Amyotrophic lateral sclerosis (ALS) is a devastating neurodegenerative disease, for which no effective treatment is yet available to either slow or terminate it. Recent advances in gene therapy renew hope for developing an effective approach to control this disease. Non-viral vectors, such as lipid- and polymer-based nanoparticles, cationic polymers, and exosomes, can effectively transfer genes into primary neurons. The resulting gene expression can be long-term, stable, and without immunological complications, which is essential for the effective management of neurological disorders.

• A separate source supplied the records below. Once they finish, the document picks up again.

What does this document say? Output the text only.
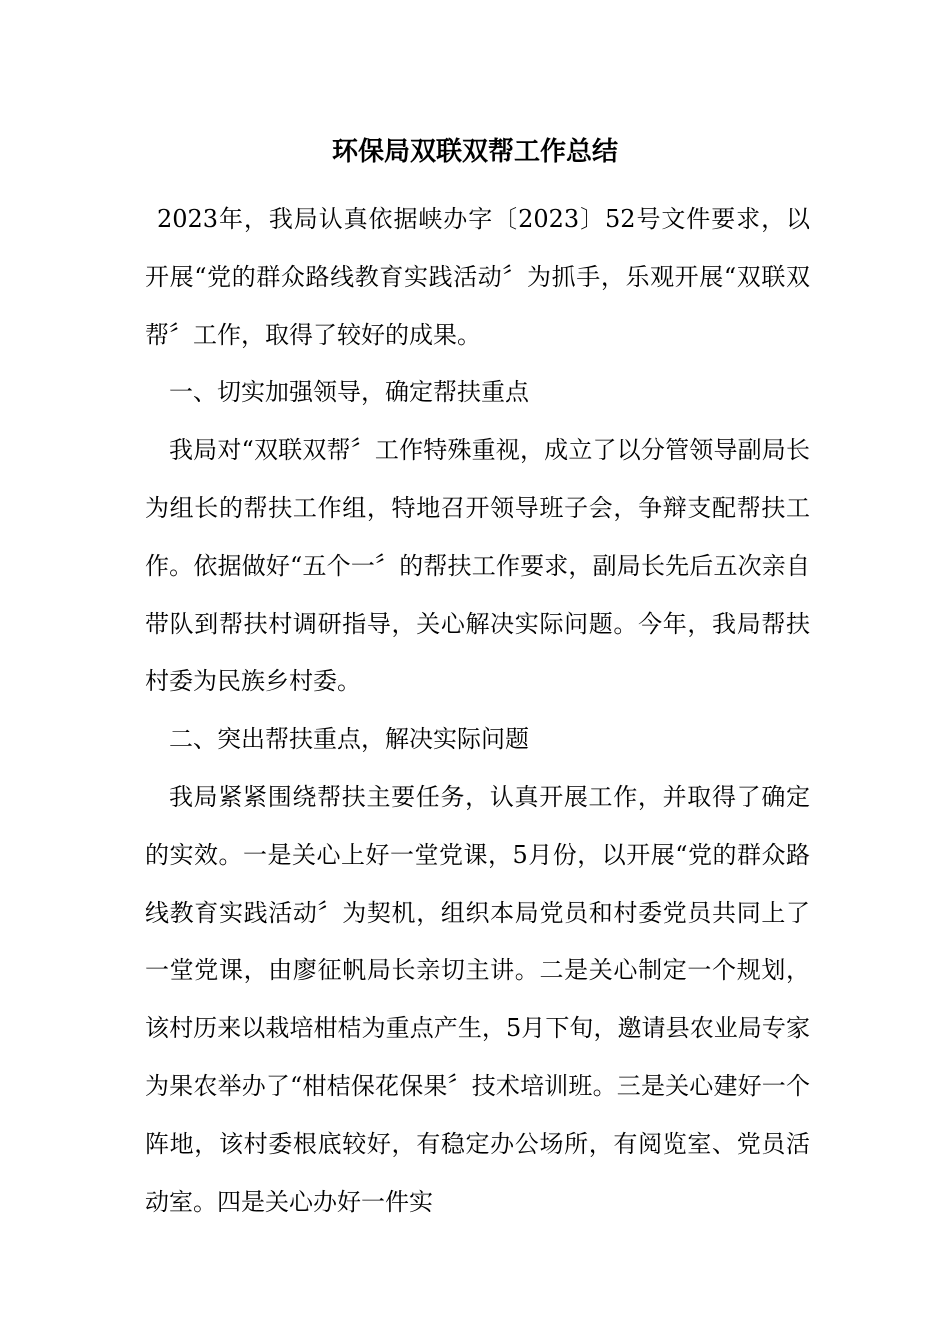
环保局双联双帮工作总结

2023年，我局认真依据峡办字〔2023〕52号文件要求，以开展“党的群众路线教育实践活动〞为抓手，乐观开展“双联双帮〞工作，取得了较好的成果。

一、切实加强领导，确定帮扶重点

我局对“双联双帮〞工作特殊重视，成立了以分管领导副局长为组长的帮扶工作组，特地召开领导班子会，争辩支配帮扶工作。依据做好“五个一〞的帮扶工作要求，副局长先后五次亲自带队到帮扶村调研指导，关心解决实际问题。今年，我局帮扶村委为民族乡村委。

二、突出帮扶重点，解决实际问题

我局紧紧围绕帮扶主要任务，认真开展工作，并取得了确定的实效。一是关心上好一堂党课，5月份，以开展“党的群众路线教育实践活动〞为契机，组织本局党员和村委党员共同上了一堂党课，由廖征帆局长亲切主讲。二是关心制定一个规划，该村历来以栽培柑桔为重点产生，5月下旬，邀请县农业局专家为果农举办了“柑桔保花保果〞技术培训班。三是关心建好一个阵地，该村委根底较好，有稳定办公场所，有阅览室、党员活动室。四是关心办好一件实
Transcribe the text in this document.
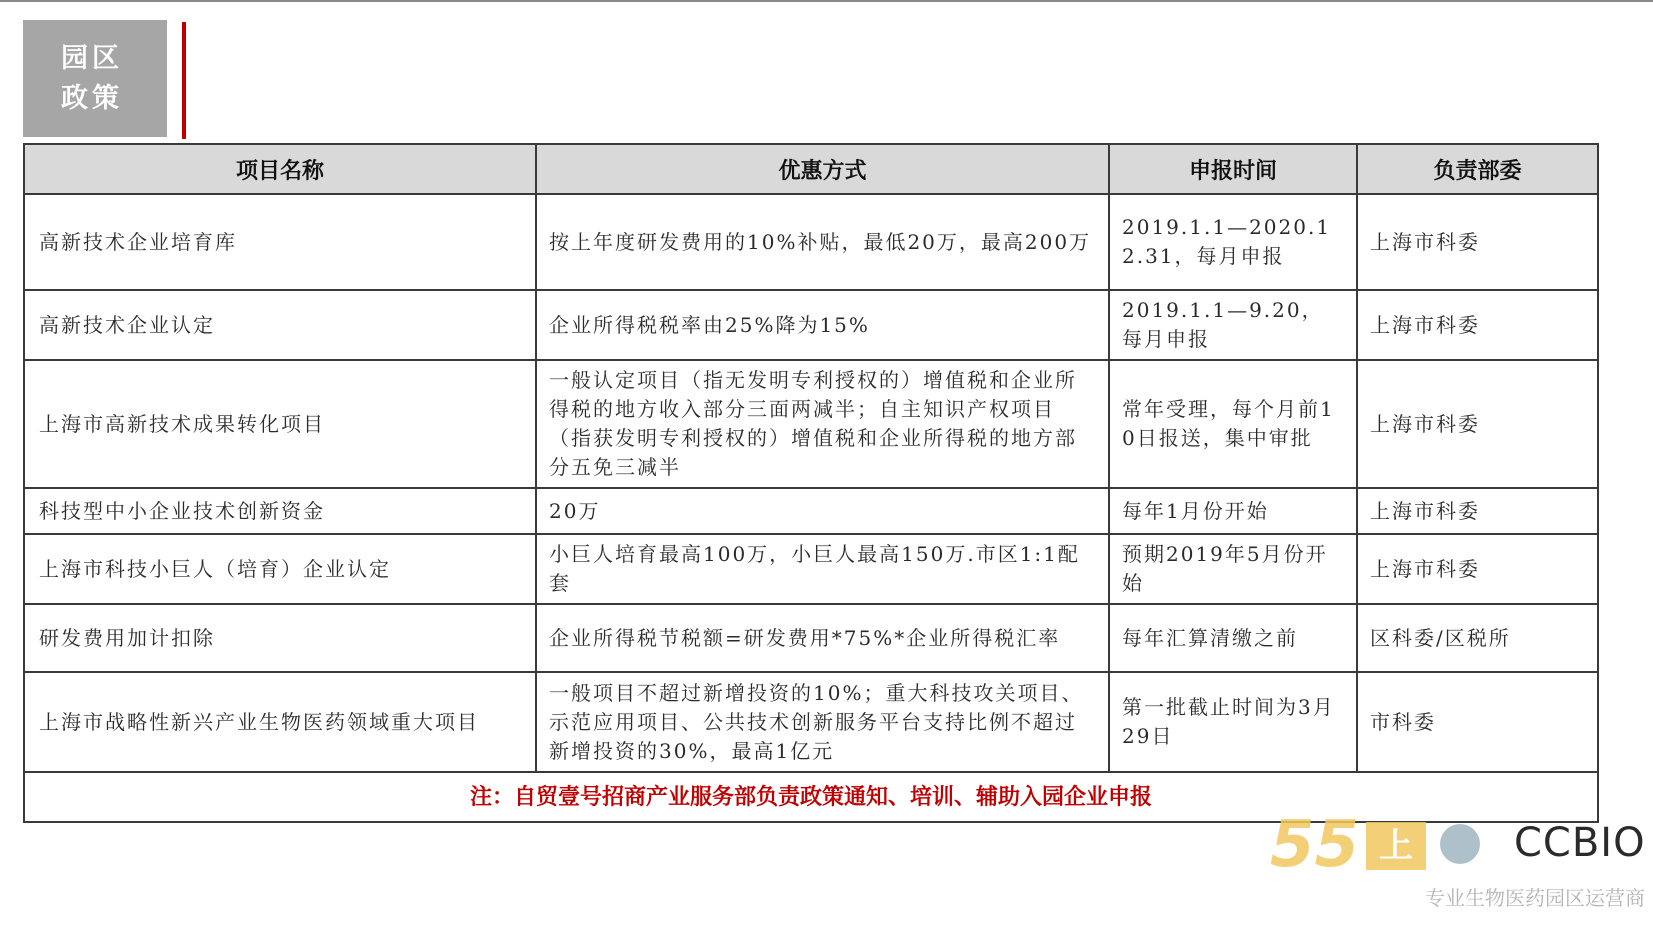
园区
政策
项目名称	优惠方式	申报时间	负责部委
高新技术企业培育库	按上年度研发费用的10%补贴，最低20万，最高200万	2019.1.1—2020.12.31，每月申报	上海市科委
高新技术企业认定	企业所得税税率由25%降为15%	2019.1.1—9.20，每月申报	上海市科委
上海市高新技术成果转化项目	一般认定项目（指无发明专利授权的）增值税和企业所得税的地方收入部分三面两减半；自主知识产权项目（指获发明专利授权的）增值税和企业所得税的地方部分五免三减半	常年受理，每个月前10日报送，集中审批	上海市科委
科技型中小企业技术创新资金	20万	每年1月份开始	上海市科委
上海市科技小巨人（培育）企业认定	小巨人培育最高100万，小巨人最高150万.市区1:1配套	预期2019年5月份开始	上海市科委
研发费用加计扣除	企业所得税节税额=研发费用*75%*企业所得税汇率	每年汇算清缴之前	区科委/区税所
上海市战略性新兴产业生物医药领域重大项目	一般项目不超过新增投资的10%；重大科技攻关项目、示范应用项目、公共技术创新服务平台支持比例不超过新增投资的30%，最高1亿元	第一批截止时间为3月29日	市科委
注：自贸壹号招商产业服务部负责政策通知、培训、辅助入园企业申报			
55 上	CCBIO
专业生物医药园区运营商
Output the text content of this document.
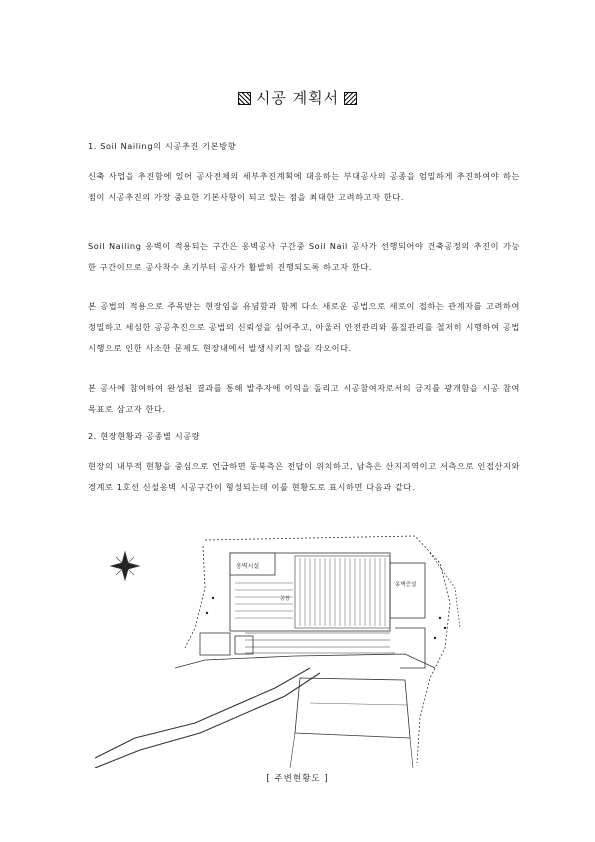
시공 계획서
1. Soil Nailing의 시공추진 기본방향
신축 사업을 추진함에 있어 공사전체의 세부추진계획에 대응하는 부대공사의 공종을 엄밀하게 추진하여야 하는 점이 시공추진의 가장 중요한 기본사항이 되고 있는 점을 최대한 고려하고자 한다.
Soil Nailing 옹벽이 적용되는 구간은 옹벽공사 구간중 Soil Nail 공사가 선행되어야 건축공정의 추진이 가능한 구간이므로 공사착수 초기부터 공사가 활발히 진행되도록 하고자 한다.
본 공법의 적용으로 주목받는 현장임을 유념함과 함께 다소 새로운 공법으로 새로이 접하는 관계자를 고려하여 정밀하고 세심한 공공추진으로 공법의 신뢰성을 심어주고, 아울러 안전관리와 품질관리를 철저히 시행하여 공법 시행으로 인한 사소한 문제도 현장내에서 발생시키지 않을 각오이다.
본 공사에 참여하여 완성된 결과를 통해 발주자에 이익을 돌리고 시공참여자로서의 긍지를 광개함을 시공 참여 목표로 삼고자 한다.
2. 현장현황과 공종별 시공량
현장의 내부적 현황을 중심으로 언급하면 동북측은 전답이 위치하고, 남측은 산지지역이고 서측으로 인접산지와 경계로 1호선 신설옹벽 시공구간이 형성되는데 이를 현황도로 표시하면 다음과 같다.
옹벽시설
공장
옹벽증설
[ 주변현황도 ]
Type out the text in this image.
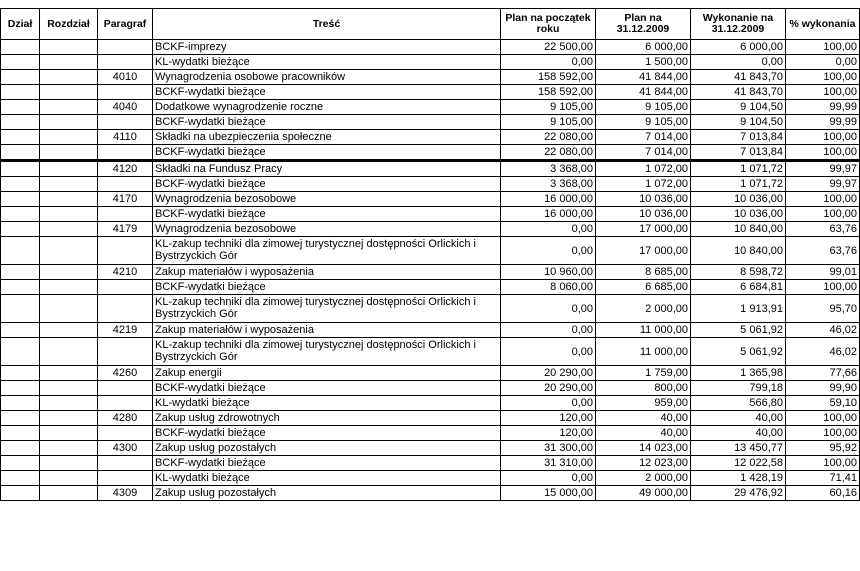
Dział	Rozdział	Paragraf	Treść	Plan na początek roku	Plan na 31.12.2009	Wykonanie na 31.12.2009	% wykonania
			BCKF-imprezy	22 500,00	6 000,00	6 000,00	100,00
			KL-wydatki bieżące	0,00	1 500,00	0,00	0,00
		4010	Wynagrodzenia osobowe pracowników	158 592,00	41 844,00	41 843,70	100,00
			BCKF-wydatki bieżące	158 592,00	41 844,00	41 843,70	100,00
		4040	Dodatkowe wynagrodzenie roczne	9 105,00	9 105,00	9 104,50	99,99
			BCKF-wydatki bieżące	9 105,00	9 105,00	9 104,50	99,99
		4110	Składki na ubezpieczenia społeczne	22 080,00	7 014,00	7 013,84	100,00
			BCKF-wydatki bieżące	22 080,00	7 014,00	7 013,84	100,00
		4120	Składki na Fundusz Pracy	3 368,00	1 072,00	1 071,72	99,97
			BCKF-wydatki bieżące	3 368,00	1 072,00	1 071,72	99,97
		4170	Wynagrodzenia bezosobowe	16 000,00	10 036,00	10 036,00	100,00
			BCKF-wydatki bieżące	16 000,00	10 036,00	10 036,00	100,00
		4179	Wynagrodzenia bezosobowe	0,00	17 000,00	10 840,00	63,76
			KL-zakup techniki dla zimowej turystycznej dostępności Orlickich i Bystrzyckich Gór	0,00	17 000,00	10 840,00	63,76
		4210	Zakup materiałów i wyposażenia	10 960,00	8 685,00	8 598,72	99,01
			BCKF-wydatki bieżące	8 060,00	6 685,00	6 684,81	100,00
			KL-zakup techniki dla zimowej turystycznej dostępności Orlickich i Bystrzyckich Gór	0,00	2 000,00	1 913,91	95,70
		4219	Zakup materiałów i wyposażenia	0,00	11 000,00	5 061,92	46,02
			KL-zakup techniki dla zimowej turystycznej dostępności Orlickich i Bystrzyckich Gór	0,00	11 000,00	5 061,92	46,02
		4260	Zakup energii	20 290,00	1 759,00	1 365,98	77,66
			BCKF-wydatki bieżące	20 290,00	800,00	799,18	99,90
			KL-wydatki bieżące	0,00	959,00	566,80	59,10
		4280	Zakup usług zdrowotnych	120,00	40,00	40,00	100,00
			BCKF-wydatki bieżące	120,00	40,00	40,00	100,00
		4300	Zakup usług pozostałych	31 300,00	14 023,00	13 450,77	95,92
			BCKF-wydatki bieżące	31 310,00	12 023,00	12 022,58	100,00
			KL-wydatki bieżące	0,00	2 000,00	1 428,19	71,41
		4309	Zakup usług pozostałych	15 000,00	49 000,00	29 476,92	60,16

This Review will first describe the current research and clinical stage of novel therapies for ALS. It will then touch on the journey of non-viral vector use in ALS, subsequently highlighting the application of non-viral vector-mediated gene therapy. The bottlenecks in the translation of non-viral vectors for ALS treatment are also discussed, including the biological barriers of systemic administration and the issues of "when, where, and how much?" for effective gene delivery. The prospect of employing emerging techniques, such as CRISPR-Cas9 gene editing, stem cell methodology, and low-intensity focused ultrasound for fueling the transport of non-viral vectors to the central nervous system for personalized gene therapy, is briefly discussed in the context of ALS. Despite the challenging road that lies ahead, with the current expansion in interest and technological advancement in non-viral vector-delivered gene therapy for ALS, we hold hope that the field is headed toward a positive future.